Are you making a mile-high flub?


    I’m a sophomore and I’ve been in a long-distance relationship with my high school boyfriend since I got to UM. He goes to school up north. Last year I had a job so I always had the money to fly up and see him. I’m not working this year and I’m kind of tight on cash. Would it be out of line to ask him to split the cost of a flight with me?


    Dear Reader,

    As far as I can tell, there’s nothing good about being in a long-distance relationship. Constantly missing someone is no fun and neither is worrying about what that someone is doing at that Saturday night house party.

    I’m sure you know by now that sustaining a long-distance relationship takes plenty of honesty, trust and communication. With AIM, Skype and cell phones, there’s no shortage of ways to keep in touch, but equally as important is being able to see each other once in a while for some physical contact. I’m not speaking strictly sexually by any means. There’s something to be said for holding hands and cuddling now and then. It’s these small things that make being apart from someone so unbearable.

    I know that love conquers all, love knows no bounds, yadda yadda. In my opinion, no matter how much two people care for one another, it’s near impossible to maintain a relationship without the occasional visit.

    A connection will start to fizzle out if a couple does not make it their business to be an active part of each other’s lives. A romantic relationship requires some romance once in a while, you know? Without face to face contact, you run the risk of just becoming a voice on the other end of the phone.

    As a long-distance relationship veteran, these are lessons you should have already learned. If you and your boyfriend recognize the importance of spending time together (and I hope you do), you should do everything you can to make it happen.

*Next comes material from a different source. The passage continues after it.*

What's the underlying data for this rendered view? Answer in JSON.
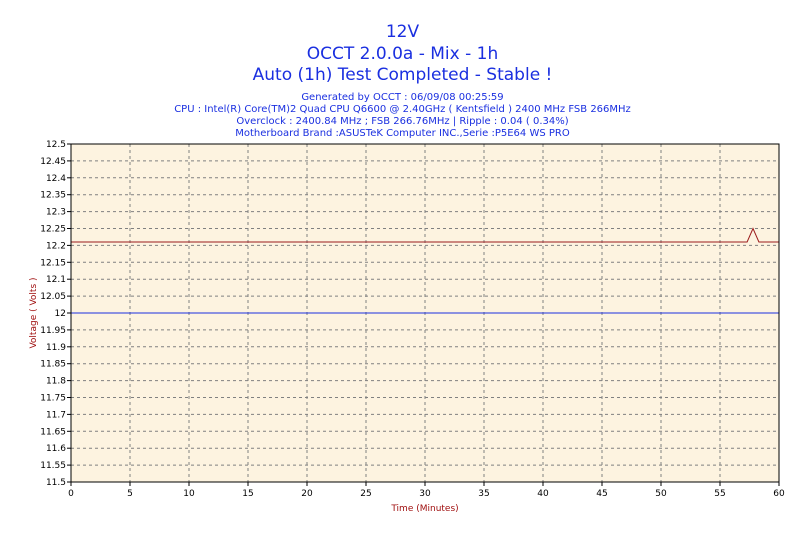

    I don’t think there’s a reason he’ll find your request outrageous or offensive. You’d be willing to front the money for him, wouldn’t you? Seventy-five or $100 is a small price to pay for some invaluable quality time. Chances are it’s money he’d be spending anyway on movie tickets or dinner during your trip. Limit your expenses during your visits so that money can be put toward spending more time together.

    Best of luck!


    Fact O’ the Day: Despite popular belief, the percentage of all marriages that eventually end in divorce peaked in the United States at around 41 percent around 1980. The number has been declining ever since, standing still at 31 percent in 2002.